Now that the U.S. is cutting rates, Hong Kong has followed suit with a more modest 0.25% reduction. This move aligns Hong Kong with Mainland China’s interest rate cuts and is expected to provide a boost to the local economy.
Hong Kong stocks have reacted positively, with the Hang Seng Index (HSI) surging 5% this week, outperforming the broader MSCI China Index, which rose about 4%.
Of the 82 HSI component stocks, only two posted negative returns this week. The remaining 80 showed gains, with 13 stocks rising more than 10%, as detailed below.
These are some of the stocks that have been beaten down over the past three years, and the recent rate cuts are offering them some relief. While there may be opportunities to recoup further losses, many of these companies do not have the strongest fundamentals or business models to sustain long-term growth. However, there are undoubtedly gems in the Hong Kong stock market that are both undervalued and have good fundamentals.
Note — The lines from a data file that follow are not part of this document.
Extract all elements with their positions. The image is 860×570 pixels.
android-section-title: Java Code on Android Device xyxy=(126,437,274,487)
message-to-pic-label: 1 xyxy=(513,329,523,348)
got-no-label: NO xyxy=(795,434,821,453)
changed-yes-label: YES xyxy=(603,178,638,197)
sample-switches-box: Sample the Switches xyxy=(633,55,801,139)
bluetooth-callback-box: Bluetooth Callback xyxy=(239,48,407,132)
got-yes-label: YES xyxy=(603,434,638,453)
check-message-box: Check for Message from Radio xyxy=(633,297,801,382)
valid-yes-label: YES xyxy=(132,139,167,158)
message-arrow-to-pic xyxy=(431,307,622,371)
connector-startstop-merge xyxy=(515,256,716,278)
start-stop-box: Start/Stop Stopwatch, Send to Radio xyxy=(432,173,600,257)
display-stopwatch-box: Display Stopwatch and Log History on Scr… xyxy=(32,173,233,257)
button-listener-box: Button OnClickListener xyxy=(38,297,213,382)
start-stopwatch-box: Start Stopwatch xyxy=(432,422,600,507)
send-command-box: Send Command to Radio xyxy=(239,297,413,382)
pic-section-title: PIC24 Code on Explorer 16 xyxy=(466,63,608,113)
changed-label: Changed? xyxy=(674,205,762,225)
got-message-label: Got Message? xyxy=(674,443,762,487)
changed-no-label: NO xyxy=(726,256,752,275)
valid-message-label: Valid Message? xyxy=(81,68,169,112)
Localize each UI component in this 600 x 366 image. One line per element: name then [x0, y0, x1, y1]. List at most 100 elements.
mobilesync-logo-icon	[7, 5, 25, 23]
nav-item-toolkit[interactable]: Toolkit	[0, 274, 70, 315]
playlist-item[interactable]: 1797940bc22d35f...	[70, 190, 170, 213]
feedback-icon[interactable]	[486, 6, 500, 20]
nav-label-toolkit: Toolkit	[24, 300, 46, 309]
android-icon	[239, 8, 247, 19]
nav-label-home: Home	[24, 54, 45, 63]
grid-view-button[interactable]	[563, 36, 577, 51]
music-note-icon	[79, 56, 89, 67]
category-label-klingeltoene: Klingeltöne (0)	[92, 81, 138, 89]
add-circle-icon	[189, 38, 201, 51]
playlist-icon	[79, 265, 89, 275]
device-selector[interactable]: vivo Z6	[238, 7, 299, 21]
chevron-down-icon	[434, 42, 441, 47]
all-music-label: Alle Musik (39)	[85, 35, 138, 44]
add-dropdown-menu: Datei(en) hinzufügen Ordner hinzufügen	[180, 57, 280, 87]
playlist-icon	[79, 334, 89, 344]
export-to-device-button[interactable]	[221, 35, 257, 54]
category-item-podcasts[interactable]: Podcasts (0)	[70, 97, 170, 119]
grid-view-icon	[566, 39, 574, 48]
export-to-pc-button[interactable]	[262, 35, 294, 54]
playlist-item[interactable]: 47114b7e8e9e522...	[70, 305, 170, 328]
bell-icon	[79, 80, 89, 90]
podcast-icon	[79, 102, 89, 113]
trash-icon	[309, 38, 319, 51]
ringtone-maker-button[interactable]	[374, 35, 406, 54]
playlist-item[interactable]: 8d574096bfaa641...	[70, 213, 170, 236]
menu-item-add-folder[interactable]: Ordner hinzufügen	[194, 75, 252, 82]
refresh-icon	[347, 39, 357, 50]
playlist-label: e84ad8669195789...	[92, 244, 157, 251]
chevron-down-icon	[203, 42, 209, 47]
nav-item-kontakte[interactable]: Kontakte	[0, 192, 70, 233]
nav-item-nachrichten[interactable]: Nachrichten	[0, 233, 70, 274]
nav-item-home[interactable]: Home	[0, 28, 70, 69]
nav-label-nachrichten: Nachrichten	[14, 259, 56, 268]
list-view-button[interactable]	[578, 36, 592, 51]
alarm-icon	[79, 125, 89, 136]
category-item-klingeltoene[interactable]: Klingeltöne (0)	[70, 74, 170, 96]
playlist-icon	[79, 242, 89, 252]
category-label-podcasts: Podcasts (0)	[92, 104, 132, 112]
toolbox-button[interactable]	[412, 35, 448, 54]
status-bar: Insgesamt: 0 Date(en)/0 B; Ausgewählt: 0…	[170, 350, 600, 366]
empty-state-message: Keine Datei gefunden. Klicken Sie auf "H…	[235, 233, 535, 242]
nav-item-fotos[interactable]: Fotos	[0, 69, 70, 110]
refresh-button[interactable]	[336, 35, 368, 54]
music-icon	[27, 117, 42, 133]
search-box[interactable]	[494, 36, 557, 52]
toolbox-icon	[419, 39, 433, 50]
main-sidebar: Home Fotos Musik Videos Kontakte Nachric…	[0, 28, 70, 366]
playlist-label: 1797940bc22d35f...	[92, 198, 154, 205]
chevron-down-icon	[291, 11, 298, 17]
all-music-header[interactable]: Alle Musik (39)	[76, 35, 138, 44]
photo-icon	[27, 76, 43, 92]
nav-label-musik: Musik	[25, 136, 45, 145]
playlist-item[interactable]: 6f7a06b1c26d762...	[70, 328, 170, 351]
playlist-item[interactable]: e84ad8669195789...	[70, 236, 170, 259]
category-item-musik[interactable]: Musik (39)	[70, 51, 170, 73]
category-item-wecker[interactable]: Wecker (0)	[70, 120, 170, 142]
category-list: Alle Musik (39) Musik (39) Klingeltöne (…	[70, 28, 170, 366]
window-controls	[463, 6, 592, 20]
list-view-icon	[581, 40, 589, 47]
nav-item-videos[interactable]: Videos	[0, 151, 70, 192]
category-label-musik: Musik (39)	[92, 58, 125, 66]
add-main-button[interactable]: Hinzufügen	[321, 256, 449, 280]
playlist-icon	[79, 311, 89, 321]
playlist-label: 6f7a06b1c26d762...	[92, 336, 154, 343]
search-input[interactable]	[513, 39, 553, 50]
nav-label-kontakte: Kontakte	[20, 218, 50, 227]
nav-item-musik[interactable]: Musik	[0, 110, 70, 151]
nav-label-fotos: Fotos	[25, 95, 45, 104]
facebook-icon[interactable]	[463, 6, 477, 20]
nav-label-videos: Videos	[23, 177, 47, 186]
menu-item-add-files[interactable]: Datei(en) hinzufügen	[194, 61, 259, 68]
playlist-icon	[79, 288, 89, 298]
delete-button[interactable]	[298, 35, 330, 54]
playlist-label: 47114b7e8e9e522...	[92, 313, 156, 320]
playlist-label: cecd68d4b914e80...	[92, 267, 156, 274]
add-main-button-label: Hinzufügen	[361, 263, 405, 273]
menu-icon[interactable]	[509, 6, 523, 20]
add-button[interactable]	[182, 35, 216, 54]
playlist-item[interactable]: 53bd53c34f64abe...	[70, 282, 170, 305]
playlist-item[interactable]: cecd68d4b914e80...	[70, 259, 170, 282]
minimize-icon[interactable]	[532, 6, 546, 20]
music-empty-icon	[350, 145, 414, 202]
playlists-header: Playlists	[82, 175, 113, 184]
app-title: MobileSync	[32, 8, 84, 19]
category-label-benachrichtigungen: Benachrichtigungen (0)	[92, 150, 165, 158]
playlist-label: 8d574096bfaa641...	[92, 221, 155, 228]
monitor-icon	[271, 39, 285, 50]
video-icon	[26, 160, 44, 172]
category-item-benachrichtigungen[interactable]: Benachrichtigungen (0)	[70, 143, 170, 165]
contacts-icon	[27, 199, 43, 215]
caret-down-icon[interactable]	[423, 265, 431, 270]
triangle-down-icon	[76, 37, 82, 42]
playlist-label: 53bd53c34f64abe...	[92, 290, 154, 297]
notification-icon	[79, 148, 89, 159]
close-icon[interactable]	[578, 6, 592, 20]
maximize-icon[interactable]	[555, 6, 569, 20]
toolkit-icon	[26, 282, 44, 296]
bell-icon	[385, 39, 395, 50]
The rate cuts could bolster investor confidence, leading to an inflow of funds that might support higher stock prices.
#2 Midea’s Blockbuster Hong Kong IPO
Midea Group’s shares surged in their Hong Kong trading debut under the stock code 300. According to sources involved in the underwriting process, the international tranches, representing 95% of the 492.14 million new shares, were fully subscribed on the first day of offering. Local retail investors borrowed HK$4.38 billion via margin loans to subscribe before the book closed at noon on Thursday, resulting in an oversubscription rate of 2.3 times.
The shares are currently priced at the top end of the expected range, marking an 8% increase since their debut. Given the high demand from international investors, Midea may exercise an over-allotment option to increase the deal size to US$4.6 billion, potentially making it the world’s second-largest fundraising event this year, according to Hong Kong Exchanges and Clearing Limited. The strong demand is largely due to the IPO’s final price being set at approximately a 20% discount to Midea’s Shenzhen-listed share price.